En 2022, l'ancien président démocrate Joe Biden avait misé sur la loi bipartite Chips and Science Act, qui prévoyait plus de 50 milliards de dollars d'aides pour soutenir la création d'usines de puces électroniques, financer la recherche et former les travailleurs du secteur. Un dispositif largement critiqué par son successeur Donald Trump, qui préfère utiliser la stratégie du bâton plutôt que de la carotte, à travers sa volonté de taxer les entreprises important des puces électroniques à 100 %.

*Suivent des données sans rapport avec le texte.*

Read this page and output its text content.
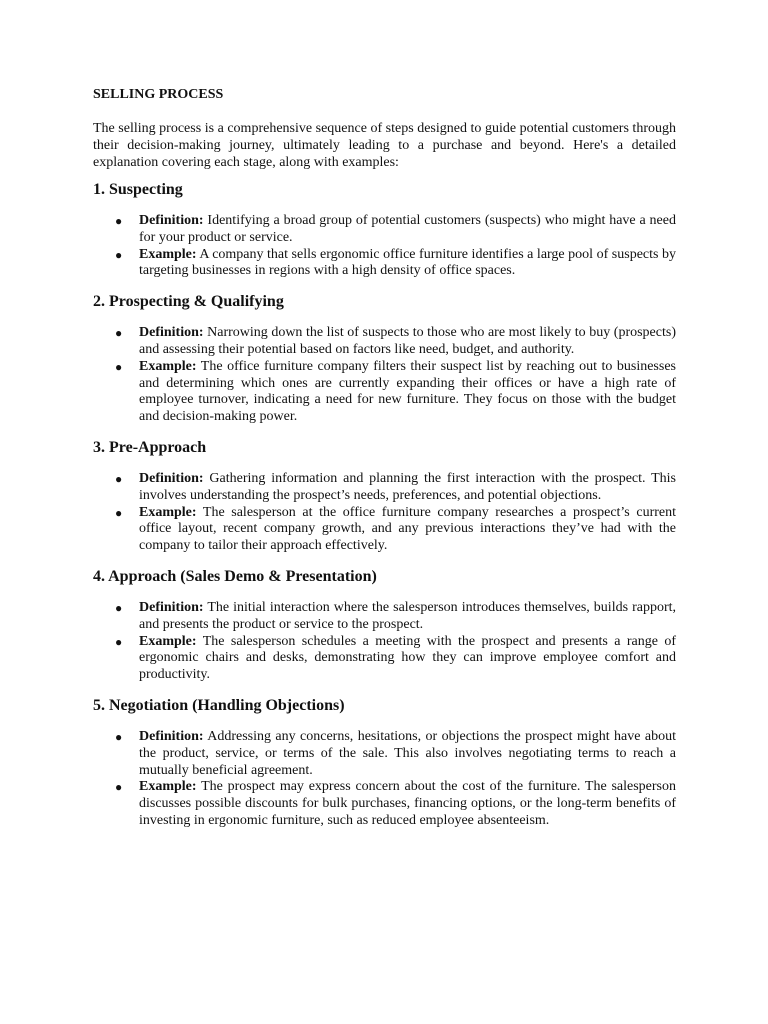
SELLING PROCESS

The selling process is a comprehensive sequence of steps designed to guide potential customers through their decision-making journey, ultimately leading to a purchase and beyond. Here's a detailed explanation covering each stage, along with examples:

1. Suspecting
● Definition: Identifying a broad group of potential customers (suspects) who might have a need for your product or service.
● Example: A company that sells ergonomic office furniture identifies a large pool of suspects by targeting businesses in regions with a high density of office spaces.
2. Prospecting & Qualifying
● Definition: Narrowing down the list of suspects to those who are most likely to buy (prospects) and assessing their potential based on factors like need, budget, and authority.
● Example: The office furniture company filters their suspect list by reaching out to businesses and determining which ones are currently expanding their offices or have a high rate of employee turnover, indicating a need for new furniture. They focus on those with the budget and decision-making power.
3. Pre-Approach
● Definition: Gathering information and planning the first interaction with the prospect. This involves understanding the prospect’s needs, preferences, and potential objections.
● Example: The salesperson at the office furniture company researches a prospect’s current office layout, recent company growth, and any previous interactions they’ve had with the company to tailor their approach effectively.
4. Approach (Sales Demo & Presentation)
● Definition: The initial interaction where the salesperson introduces themselves, builds rapport, and presents the product or service to the prospect.
● Example: The salesperson schedules a meeting with the prospect and presents a range of ergonomic chairs and desks, demonstrating how they can improve employee comfort and productivity.
5. Negotiation (Handling Objections)
● Definition: Addressing any concerns, hesitations, or objections the prospect might have about the product, service, or terms of the sale. This also involves negotiating terms to reach a mutually beneficial agreement.
● Example: The prospect may express concern about the cost of the furniture. The salesperson discusses possible discounts for bulk purchases, financing options, or the long-term benefits of investing in ergonomic furniture, such as reduced employee absenteeism.
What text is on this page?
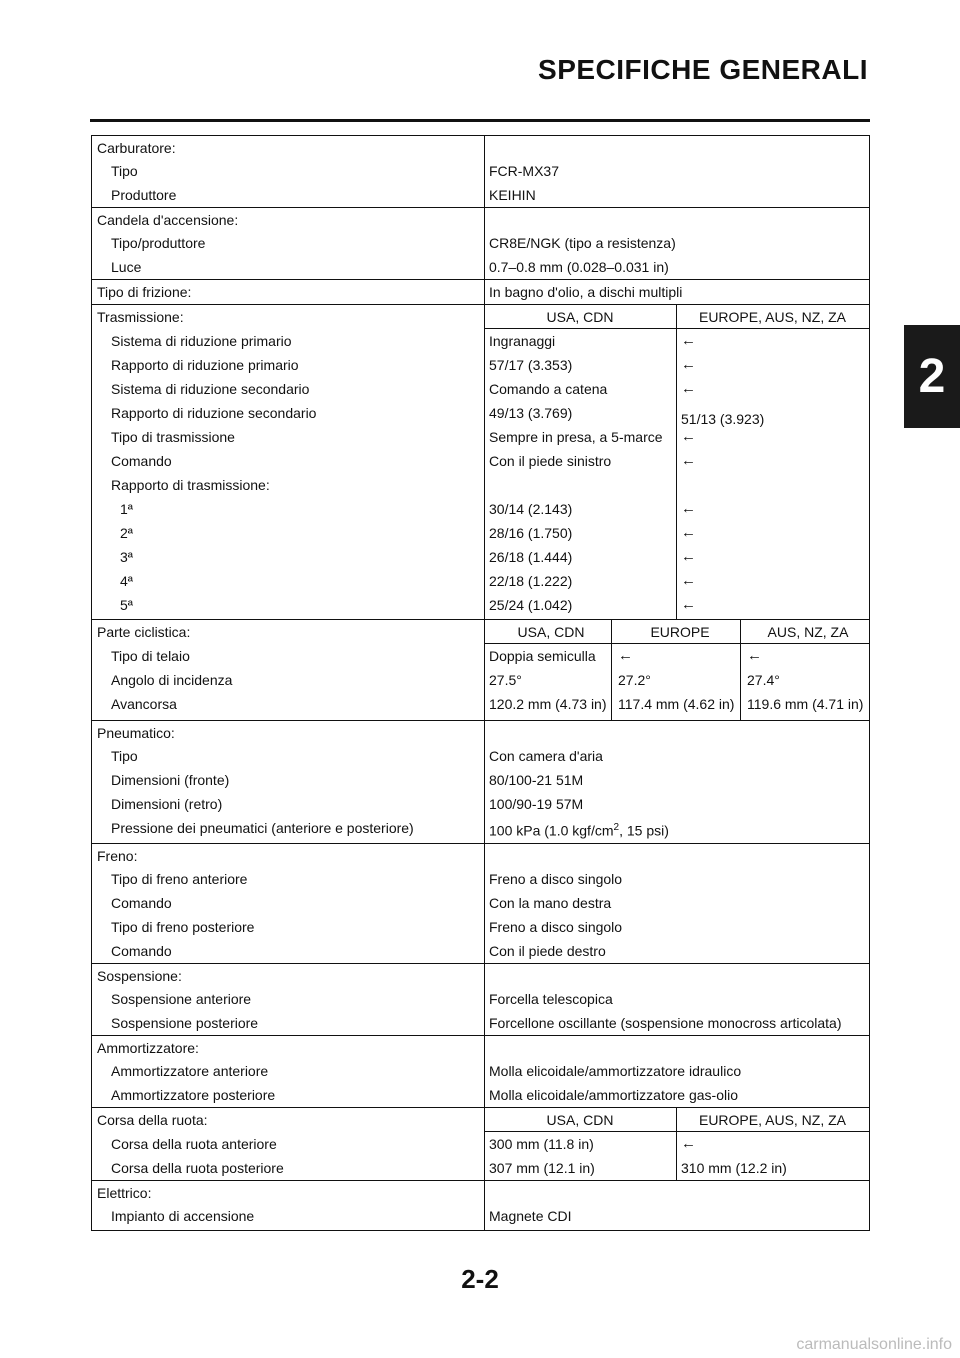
SPECIFICHE GENERALI
2
Carburatore:
Tipo	FCR-MX37
Produttore	KEIHIN
Candela d'accensione:
Tipo/produttore	CR8E/NGK (tipo a resistenza)
Luce	0.7–0.8 mm (0.028–0.031 in)
Tipo di frizione:	In bagno d'olio, a dischi multipli
Trasmissione:	USA, CDN	EUROPE, AUS, NZ, ZA
Sistema di riduzione primario	Ingranaggi	←
Rapporto di riduzione primario	57/17 (3.353)	←
Sistema di riduzione secondario	Comando a catena	←
Rapporto di riduzione secondario	49/13 (3.769)	51/13 (3.923)
Tipo di trasmissione	Sempre in presa, a 5-marce	←
Comando	Con il piede sinistro	←
Rapporto di trasmissione:
1ª	30/14 (2.143)	←
2ª	28/16 (1.750)	←
3ª	26/18 (1.444)	←
4ª	22/18 (1.222)	←
5ª	25/24 (1.042)	←
Parte ciclistica:	USA, CDN	EUROPE	AUS, NZ, ZA
Tipo di telaio	Doppia semiculla	←	←
Angolo di incidenza	27.5°	27.2°	27.4°
Avancorsa	120.2 mm (4.73 in) 117.4 mm (4.62 in) 119.6 mm (4.71 in)
Pneumatico:
Tipo	Con camera d'aria
Dimensioni (fronte)	80/100-21 51M
Dimensioni (retro)	100/90-19 57M
Pressione dei pneumatici (anteriore e posteriore)	100 kPa (1.0 kgf/$cm^2$, 15 psi)
Freno:
Tipo di freno anteriore	Freno a disco singolo
Comando	Con la mano destra
Tipo di freno posteriore	Freno a disco singolo
Comando	Con il piede destro
Sospensione:
Sospensione anteriore	Forcella telescopica
Sospensione posteriore	Forcellone oscillante (sospensione monocross articolata)
Ammortizzatore:
Ammortizzatore anteriore	Molla elicoidale/ammortizzatore idraulico
Ammortizzatore posteriore	Molla elicoidale/ammortizzatore gas-olio
Corsa della ruota:	USA, CDN	EUROPE, AUS, NZ, ZA
Corsa della ruota anteriore	300 mm (11.8 in)	←
Corsa della ruota posteriore	307 mm (12.1 in)	310 mm (12.2 in)
Elettrico:
Impianto di accensione	Magnete CDI
2-2
carmanualsonline.info
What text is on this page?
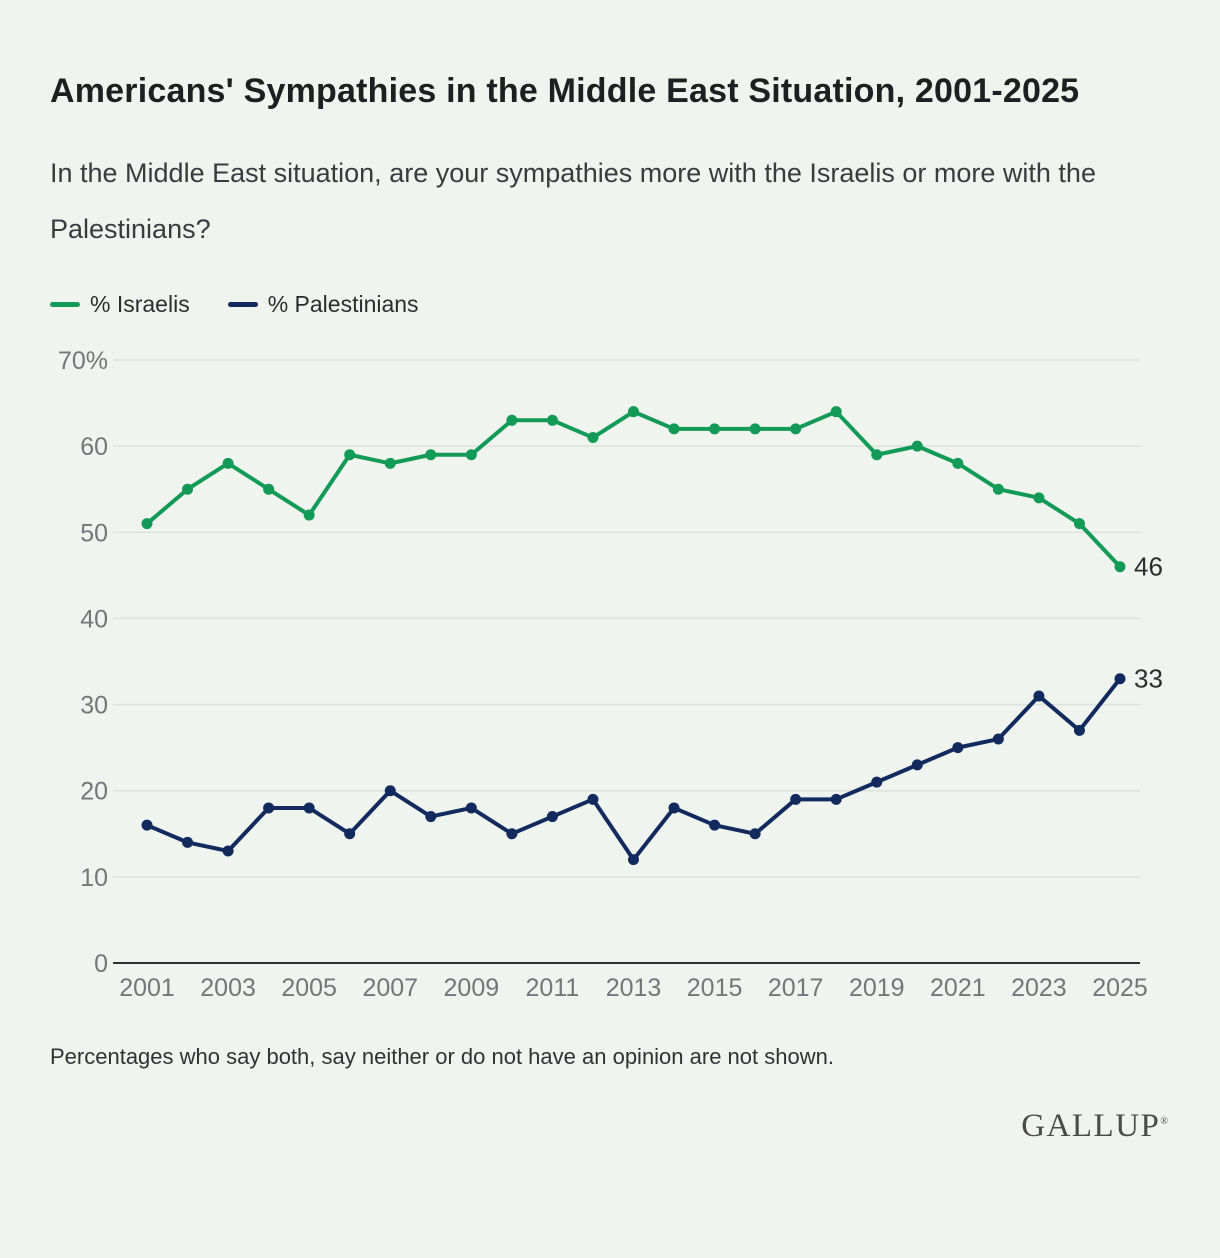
Americans' Sympathies in the Middle East Situation, 2001-2025

In the Middle East situation, are your sympathies more with the Israelis or more with the Palestinians?

% Israelis	% Palestinians
0
10
20
30
40
50
60
70%
2001 2003 2005 2007 2009 2011 2013 2015 2017 2019 2021 2023 2025
46
33

Percentages who say both, say neither or do not have an opinion are not shown.

GALLUP®
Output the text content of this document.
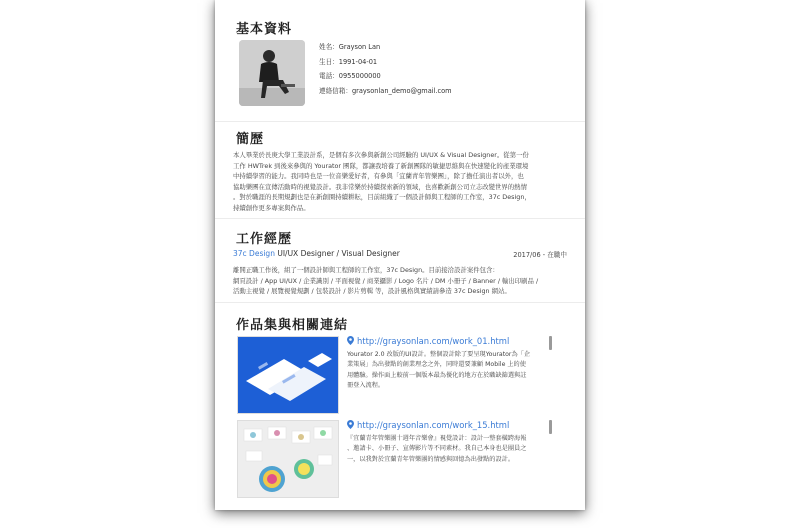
基本資料
姓名：Grayson Lan
生日：1991-04-01
電話：0955000000
連絡信箱：graysonlan_demo@gmail.com
簡歷
本人畢業於長庚大學工業設計系，是個有多次參與新創公司經驗的 UI/UX & Visual Designer。從第一份
工作 HWTrek 到後來參與的 Yourator 團隊，都讓我培養了新創團隊的敏捷思維與在快速變化的產業環境
中持續學習的能力。我同時也是一位音樂愛好者，有參與「宜蘭青年管樂團」，除了擔任演出者以外，也
協助樂團在宣傳活動時的視覺設計。我非常樂於持續探索新的領域，也喜歡新創公司立志改變世界的熱情
。對於職涯的長期規劃也是在新創圈持續耕耘，目前組織了一個設計師與工程師的工作室，37c Design，
持續創作更多專案與作品。
工作經歷
37c Design UI/UX Designer / Visual Designer	2017/06 - 在職中
離開正職工作後，組了一個設計師與工程師的工作室，37c Design。目前接洽設計案件包含：
網頁設計 / App UI/UX / 企業識別 / 平面視覺 / 商業攝影 / Logo 名片 / DM 小冊子 / Banner / 輸出印刷品 /
活動主視覺 / 展覽視覺規劃 / 包裝設計 / 影片剪輯 等，設計風格與實績請參造 37c Design 網站。
作品集與相關連結
http://graysonlan.com/work_01.html
Yourator 2.0 改版的UI設計。整個設計除了要呈現Yourator為「企
業策展」為出發點的創業理念之外，同時還要兼顧 Mobile 上的使
用體驗。操作面上較前一個版本最為優化的地方在於職缺篩選與註
冊登入流程。
http://graysonlan.com/work_15.html
『宜蘭青年管樂團十週年音樂會』視覺設計：設計一整套橫跨海報
、邀請卡、小冊子、宣傳影片等不同素材。我自己本身也是團員之
一，以我對於宜蘭青年管樂團的情感與回憶為出發點的設計。
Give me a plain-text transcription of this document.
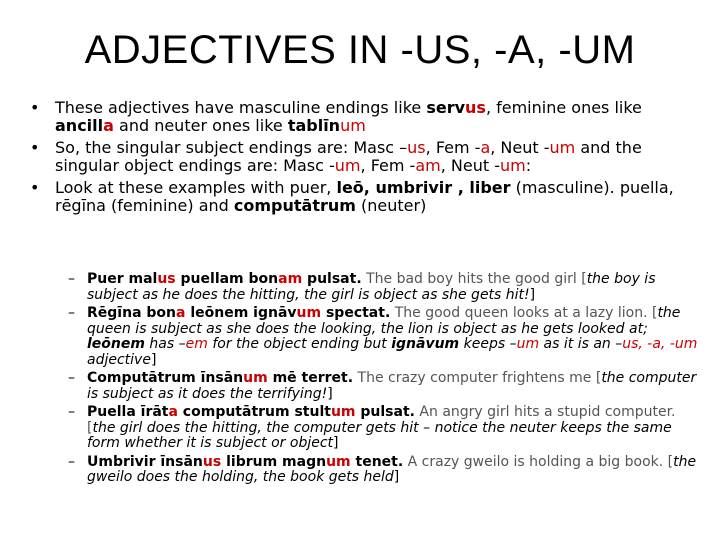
ADJECTIVES IN -US, -A, -UM
• These adjectives have masculine endings like servus, feminine ones like ancilla and neuter ones like tablīnum
• So, the singular subject endings are: Masc –us, Fem -a, Neut -um and the singular object endings are: Masc -um, Fem -am, Neut -um:
• Look at these examples with puer, leō, umbrivir , liber (masculine). puella, rēgīna (feminine) and computātrum (neuter)
– Puer malus puellam bonam pulsat. The bad boy hits the good girl [the boy is subject as he does the hitting, the girl is object as she gets hit!]
– Rēgīna bona leōnem ignāvum spectat. The good queen looks at a lazy lion. [the queen is subject as she does the looking, the lion is object as he gets looked at; leōnem has –em for the object ending but ignāvum keeps –um as it is an –us, -a, -um adjective]
– Computātrum īnsānum mē terret. The crazy computer frightens me [the computer is subject as it does the terrifying!]
– Puella īrāta computātrum stultum pulsat. An angry girl hits a stupid computer. [the girl does the hitting, the computer gets hit – notice the neuter keeps the same form whether it is subject or object]
– Umbrivir īnsānus librum magnum tenet. A crazy gweilo is holding a big book. [the gweilo does the holding, the book gets held]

Toutefois, le dirigeant a tenu à minimiser l'impact de cette nouvelle annonce sur les acteurs qui joueraient le jeu de réinvestir aux États-Unis : « Si vous vous êtes engagé à fabriquer ou si vous êtes en train de le faire, vous ne paierez rien », a-t-il assuré mercredi depuis la Maison-Blanche.
Une déclaration à peine voilée à l'attention du géant taïwanais du secteur TSMC, qui fabrique pour l'heure l'essentiel des semi-conducteurs les plus avancés : étant donné qu'il est « le principal exportateur de Taïwan, et qu'il dispose d'usines aux États-Unis, TSMC est exempté », a déclaré à son tour Liu Chin-ching, directeur du Conseil national de développement taïwanais. De quoi permettre à l'action en Bourse du groupe de grimper de près de 5 %, alors que, de l'autre côté, le fabricant de puces sud-coréen SK Hynix avait glissé de 3 %, à l'image du japonais Tokyo Electron (- 3,22 %) ou du fabricant de semi-conducteurs Renesas (- 3,44 %).
Depuis plusieurs mois, les géants de la Tech s'étaient toutefois préparés : TSMC, dont les puces sont indispensables aux iPhones d'Apple et aux équipements de pointe pour l'intelligence artificielle de Nvidia, avait dévoilé en mars dernier sa volonté d'investir 100 milliards de dollars sur quatre ans, en plus des 65 milliards déjà promis, afin de financer la construction de trois sites de production, deux installations de conditionnement et un centre de R&D. Le tout, aux États-Unis.
Ce mercredi, c'est le patron de la firme américaine Apple qui a promis à la Maison-Blanche « 100 milliards d'investissements supplémentaires aux États-Unis », portant ainsi le montant global des investissements à venir dans le pays à 600 milliards sur quatre ans.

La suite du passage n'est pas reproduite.